Азъ-Есмь - страница 77

Шрифт
Интервал

стр.

Народная мысль, обретшая в полемических выступлениях А. Воронского и А. Луначарского, в других литературно-критических спорах перспективные контуры, еще более «материализовалась» в художественной практике 20-30-х годов, сердцем и умом «отозвавшейся» на горьковские гуманистические устремления. «Сейчас на Руси трое «первоклассных» литераторов,– с удовлетворением отметил художник в письме к Сергееву-Ценскому в 1926 году, - Вы, Михаил Пришвин и Алексей Чапыгин... Кроме этих троих есть еще Горький, но этот будет послабее и – значительно. Так думать о себе понуждает меня отнюдь не «ложная скромность», а – самосознание и сознание, что быть четвертым в конце этого ряда вполне достойное место».

Что тут, обычное для Горького самоумаление? Не совсем. Воздавая должное писателям, сумевшим в атмосфере нигилистического опьянения запечатлеть «живого русского человека», художник с «заглядом на будущее» оценил тот взнос, который был ими сделан в постижение народной натуры в перестраивающейся России. «Моя радость и гордость,– разъяснил он год спустя сущность своего «антропоцентризма» в статье «Десять лет»,– новый русский человек, строитель нового государства...»

Эта призма: «Маленький, но великий старатель, рассеянный по всем медвежьим углам страны» определила и направленность горьковских контактов с остальными литераторами-современниками, занимавшимися выявлением взаимосвязи «законов», «веления», «воли» времени с деянием простого человека.

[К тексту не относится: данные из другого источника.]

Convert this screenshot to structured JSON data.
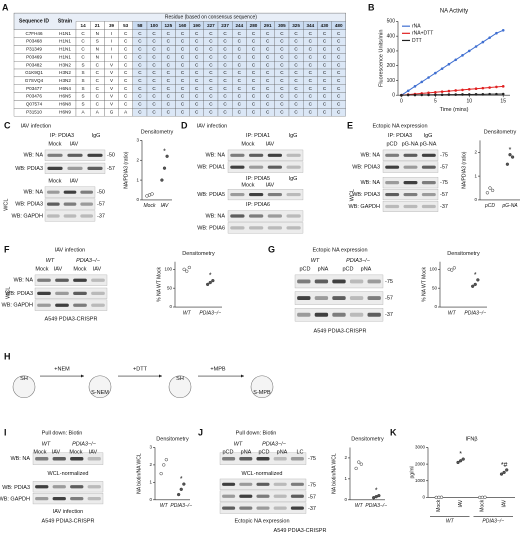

Обратившись после «насквозь русского», «удивительно русского» пришвинского мироощущения, создавшего гармонический образ сына Земли, Сорадователя, Весьчеловека, к «людям революции» Фурманова и Фадеева, к крестьянам-солдатам Федина, Горький нашел в них (особенно в Чапаеве и Морозке) воплощение тех самых светлых народных черт, которые талантливо и мастерски сумел схватить Пришвин. «В России рождается большой человек... – поделился он с Фединым своими наблюдениями над «самосотворением» новой личности, сочетающей в себе «био- и геооптимистические» качества русского характера с его социальной активностью.– Мне кажется, что он везде зачат, этот большой человек... Я уверен, что Россия ближе других стран к созданию больших людей...»

Широта восприятия народной натуры делала интересными для Горького самые разные творческие находки, если только они затрагивали, выявляли «какие-нибудь хорошие стороны нашего народа» (М. Пришвин). В противовес А. Лежневу, перечеркнувшему первый стихотворный сборник М. Исаковского «Провода в соломе», писатель обнаружил в нем понимание «изначальных вещей», «несомненную новизну». «Михаил Исаковский,– отметил он,– не деревенский, а тот новый человек, который знает, что город и деревня – две силы, которые отдельно одна от другой существовать не могут...» Крепких и «преемственных» людей, именно таких, в «каких Русь нуждается», увидел Горький и в произведениях А. Макаренко, Ф. Гладкова, Л. Леонова, особенно последнего, органичнее других «срастившегося» со своим временем. «Мастер Вы, Леонид Леонов, на очень высокую гору идете... Анафемски хорош язык, такой «кондово» русский, яркий, басовитый»,– подчеркнул он, - покоренный народно-символической многогранностью «задушевного» леоновского героя, его выразительными социально-нравственными приметами.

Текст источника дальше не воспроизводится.